Hospimedia : "Vous êtes la première personnalité à avoir assumé les fonctions de Contrôleur général des lieux de privation de liberté (CGLPL). Avez-vous ressenti au fil de la durée de ce mandat une évolution de vos relations avec les directeurs et les équipes soignantes dans les établissements visités ?

Jean-Marie Delarue : Il y a évidemment eu une évolution. Au fil des années, l'on apprend à se connaître. Nous avons été parfaitement acceptés dès le début et, vraiment, la plupart des établissements ont joué la transparence, en ne faisant au fond aucun obstacle à l'application de la loi de 2007 qui a institué le CGLPL. Mais au fil des années, on a de plus compris que nous pouvions être un levier d'évolution positive. Cette loi n'a pas été simplement subie, nous avons été perçus comme pouvant permettre d'aider les directeurs d'établissements, les praticiens et les soignants, au-delà du rôle bien sûr qui nous est dévolu pour les malades. Cette évolution me paraît particulièrement sensible du côté des praticiens, lesquels évidemment sont très soucieux de leurs prérogatives médicales dans les unités. Ils pouvaient concevoir ces visites comme une "intrusion", une espèce d'empiètement, et puis cela ne s'est pas produit tout à fait comme cela… Les contacts que nous avons eus, les explications que nous avons données, les échanges qui ont été faits, notre présence dans les congrès syndicaux, ont permis que nous ayons été compris comme un vecteur d'évolution possible dans le sens des intérêts bien compris des uns et des autres. Et si je tiens à le souligner, c'est qu'il n'en a pas été de même avec toutes les professions que nous avons été amenées à fréquenter dans d'autres lieux de privation de libertés.

     
H. : Qu'est-ce qui vous a le plus marqué, durant ces six années, lors des visites des établissements assurant des soins sans consentement ?

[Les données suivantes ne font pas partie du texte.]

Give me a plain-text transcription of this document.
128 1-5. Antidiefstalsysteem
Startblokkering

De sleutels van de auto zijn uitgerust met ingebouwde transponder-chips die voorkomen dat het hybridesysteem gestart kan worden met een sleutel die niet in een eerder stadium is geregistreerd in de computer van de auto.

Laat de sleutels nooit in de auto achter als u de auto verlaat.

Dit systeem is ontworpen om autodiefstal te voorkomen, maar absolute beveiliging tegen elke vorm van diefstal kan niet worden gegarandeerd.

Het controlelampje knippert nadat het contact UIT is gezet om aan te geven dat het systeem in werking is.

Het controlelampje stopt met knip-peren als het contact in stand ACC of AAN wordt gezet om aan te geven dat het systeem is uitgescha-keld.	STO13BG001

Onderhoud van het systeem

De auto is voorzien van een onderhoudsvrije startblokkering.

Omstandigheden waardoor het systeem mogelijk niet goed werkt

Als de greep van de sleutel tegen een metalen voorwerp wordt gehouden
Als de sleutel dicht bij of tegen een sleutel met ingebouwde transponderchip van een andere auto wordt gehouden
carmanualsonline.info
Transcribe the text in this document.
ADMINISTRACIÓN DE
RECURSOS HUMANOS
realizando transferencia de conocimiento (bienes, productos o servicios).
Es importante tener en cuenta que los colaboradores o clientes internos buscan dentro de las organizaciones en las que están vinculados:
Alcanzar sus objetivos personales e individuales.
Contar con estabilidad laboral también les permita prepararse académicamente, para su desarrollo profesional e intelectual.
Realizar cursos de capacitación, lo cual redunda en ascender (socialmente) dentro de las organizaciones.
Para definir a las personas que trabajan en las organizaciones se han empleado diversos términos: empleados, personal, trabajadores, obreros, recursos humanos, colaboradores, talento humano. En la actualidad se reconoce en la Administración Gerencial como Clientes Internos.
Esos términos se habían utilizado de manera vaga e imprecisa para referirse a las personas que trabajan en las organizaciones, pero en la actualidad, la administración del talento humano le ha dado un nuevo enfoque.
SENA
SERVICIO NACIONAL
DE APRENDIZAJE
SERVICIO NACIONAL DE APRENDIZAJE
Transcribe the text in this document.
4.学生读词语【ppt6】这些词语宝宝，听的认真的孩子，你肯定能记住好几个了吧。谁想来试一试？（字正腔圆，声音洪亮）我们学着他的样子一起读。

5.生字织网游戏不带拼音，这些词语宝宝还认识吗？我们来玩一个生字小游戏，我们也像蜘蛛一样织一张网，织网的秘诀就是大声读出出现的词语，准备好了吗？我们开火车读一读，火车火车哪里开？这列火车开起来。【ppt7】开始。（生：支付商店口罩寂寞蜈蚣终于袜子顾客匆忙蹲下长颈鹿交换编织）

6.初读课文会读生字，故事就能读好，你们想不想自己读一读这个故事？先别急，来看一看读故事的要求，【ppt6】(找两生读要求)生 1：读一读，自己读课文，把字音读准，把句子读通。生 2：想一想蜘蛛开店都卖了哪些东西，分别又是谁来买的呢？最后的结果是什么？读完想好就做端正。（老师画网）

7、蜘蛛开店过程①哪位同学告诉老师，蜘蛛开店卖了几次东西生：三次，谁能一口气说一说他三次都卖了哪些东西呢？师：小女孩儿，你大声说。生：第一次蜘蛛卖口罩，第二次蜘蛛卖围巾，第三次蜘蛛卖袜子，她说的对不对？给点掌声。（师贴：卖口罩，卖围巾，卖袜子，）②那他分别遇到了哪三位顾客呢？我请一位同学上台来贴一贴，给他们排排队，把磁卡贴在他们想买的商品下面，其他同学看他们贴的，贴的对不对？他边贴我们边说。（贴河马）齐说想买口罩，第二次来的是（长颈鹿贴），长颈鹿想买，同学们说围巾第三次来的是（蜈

J.-M.D. : Je connaissais quelque peu la réalité psychiatrique mais de très loin, de façon abstraite. L'avantage de cette fonction, c'est de nous immerger véritablement dans la réalité, la plus banale et quotidienne. Pas celle des bureaux des directeurs, mais celle des couloirs et des chambres d'hôpital. Trois choses essentiels m'ont marqué. La première ce sont des conditions matérielles, qui dans un certain nombres d'endroits ne sont pas du tout satisfaisantes. Il y a eu certes un plan de rénovation hospitalier à l'orée de la décennie 2000 mais il existent encore des conditions matérielles inacceptables. C'est le cas dans certaines chambres d'isolement, où l'existence du seau hygiénique peut être encore la règle. Ce sont des éléments qui apparaissent comme d'un autre âge. Ce n'est pas le cas partout, bien heureusement, mais ça l'est encore trop souvent. Deuxièmement, lorsque nous avons commencé ce travail, les droits des malades étaient un peu oubliés en regard de la nécessité du soin. Bien entendu, les gens sont là pour être soignés mais en même temps la qualité d'être humain fait que l'on dispose de droits irréductibles, même lorsque l'on est malade, notamment le droit de se défendre contre la mesure dont on fait l'objet. La troisième chose qui nous a frappés, c'est précisément l'hétérogénéité des situations des malades au regard de ces droits, selon l'unité où l'on est affecté. Un exemple caractéristique, l'usage du téléphone portable utilisé sans réserves dans certaines unités, totalement interdit dans d'autres, utilisé à certaines heures dans des troisièmes, en présence ou non d'un agent hospitalier. Le tout sans justification thérapeutique, c'est cela qui est important… Qu'il y ait des restrictions d'accès à certaines choses pour des besoins de santé, personne ne peut le discuter, si cela est raisonnable et adapté. Mais cette espèce de règle générale qui différencie les unités et non les pathologies nous a beaucoup surpris et je crois qu'il faut contribuer à réduire ces différences. 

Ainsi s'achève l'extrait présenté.